Né au lendemain de la Première Guerre mondiale, le surréalisme était un art et un mouvement littéraire qui se concentrait fermement sur la canalisation de l'inconscient pour libérer le pouvoir de l'imagination. S'écartant de la logique post-Lumières du rationalisme et du réalisme absolus, l'art surréaliste était illogique, absurde et parfois même déroutant car il se nourrissait d'images biomorphiques et oniriques.

Salvador Dalí est devenu synonyme du mouvement surréaliste qui a pris de l'importance au début du 20e siècle. (Pinterest)

Dans le surréalisme, il y a quelque chose de maladroit dans la juxtaposition d'images qui brisent la chaîne de causalité, lorsqu'un moment ou une expression en entraîne un autre sans qu'aucune logique ne soit établie. L'amalgame d'images fait naître un sentiment d'hybridité forcée, comme dans la célèbre séquence onirique de Spellbound d'Alfred Hitchcock où des yeux flottants se transforment en rideaux peints, qui sont déchiquetés par un homme aux ciseaux ; une scène suivie d'un jeu de cartes et d'un homme sans visage.

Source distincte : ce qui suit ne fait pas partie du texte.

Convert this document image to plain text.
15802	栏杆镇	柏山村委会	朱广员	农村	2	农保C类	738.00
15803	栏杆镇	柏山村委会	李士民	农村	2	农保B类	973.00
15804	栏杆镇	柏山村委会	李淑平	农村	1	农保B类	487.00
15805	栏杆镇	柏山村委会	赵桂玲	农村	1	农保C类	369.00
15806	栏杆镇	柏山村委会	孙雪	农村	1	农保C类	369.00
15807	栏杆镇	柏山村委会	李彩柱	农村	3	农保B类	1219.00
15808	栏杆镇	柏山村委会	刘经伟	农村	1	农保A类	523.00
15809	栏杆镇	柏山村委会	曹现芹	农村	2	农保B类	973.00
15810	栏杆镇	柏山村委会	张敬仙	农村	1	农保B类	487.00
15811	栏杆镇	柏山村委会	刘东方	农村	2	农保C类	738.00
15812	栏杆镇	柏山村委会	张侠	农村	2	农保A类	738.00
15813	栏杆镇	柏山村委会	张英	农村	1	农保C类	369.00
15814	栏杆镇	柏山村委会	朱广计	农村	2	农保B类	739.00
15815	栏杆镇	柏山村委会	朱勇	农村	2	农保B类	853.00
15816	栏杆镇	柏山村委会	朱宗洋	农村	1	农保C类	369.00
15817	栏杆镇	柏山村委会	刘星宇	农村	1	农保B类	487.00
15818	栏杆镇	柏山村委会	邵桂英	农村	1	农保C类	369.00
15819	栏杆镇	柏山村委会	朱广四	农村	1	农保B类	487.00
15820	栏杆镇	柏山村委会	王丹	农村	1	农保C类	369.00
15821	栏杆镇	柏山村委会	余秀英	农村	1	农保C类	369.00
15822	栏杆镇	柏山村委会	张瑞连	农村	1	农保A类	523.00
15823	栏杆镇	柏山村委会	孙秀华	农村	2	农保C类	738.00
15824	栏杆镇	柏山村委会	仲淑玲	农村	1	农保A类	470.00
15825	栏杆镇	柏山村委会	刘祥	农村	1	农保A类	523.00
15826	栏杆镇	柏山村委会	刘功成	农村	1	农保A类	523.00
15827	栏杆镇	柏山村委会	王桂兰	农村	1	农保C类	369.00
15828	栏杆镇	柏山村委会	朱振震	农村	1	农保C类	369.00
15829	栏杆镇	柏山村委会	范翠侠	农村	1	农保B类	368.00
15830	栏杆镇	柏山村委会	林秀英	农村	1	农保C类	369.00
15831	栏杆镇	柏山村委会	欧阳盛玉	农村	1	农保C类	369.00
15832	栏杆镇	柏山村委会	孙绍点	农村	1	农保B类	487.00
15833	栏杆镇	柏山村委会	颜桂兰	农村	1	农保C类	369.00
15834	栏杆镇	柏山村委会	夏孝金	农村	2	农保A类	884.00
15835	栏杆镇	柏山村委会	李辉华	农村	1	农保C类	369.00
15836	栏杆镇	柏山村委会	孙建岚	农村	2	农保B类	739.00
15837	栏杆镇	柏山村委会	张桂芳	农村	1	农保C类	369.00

Spellbound, mettant en vedette Ingrid Bergman en tant que psychiatre, a capitalisé sur la montée de la psychologie pop en Amérique à la lumière de l'intérêt croissant du public pour le travail du psychanalyste allemand Sigmund Freud. Pour sa séquence de rêve, Hitchcock avait encordé Dalí qui était devenu synonyme du mouvement surréaliste qui a pris de l'importance au début du 20e siècle.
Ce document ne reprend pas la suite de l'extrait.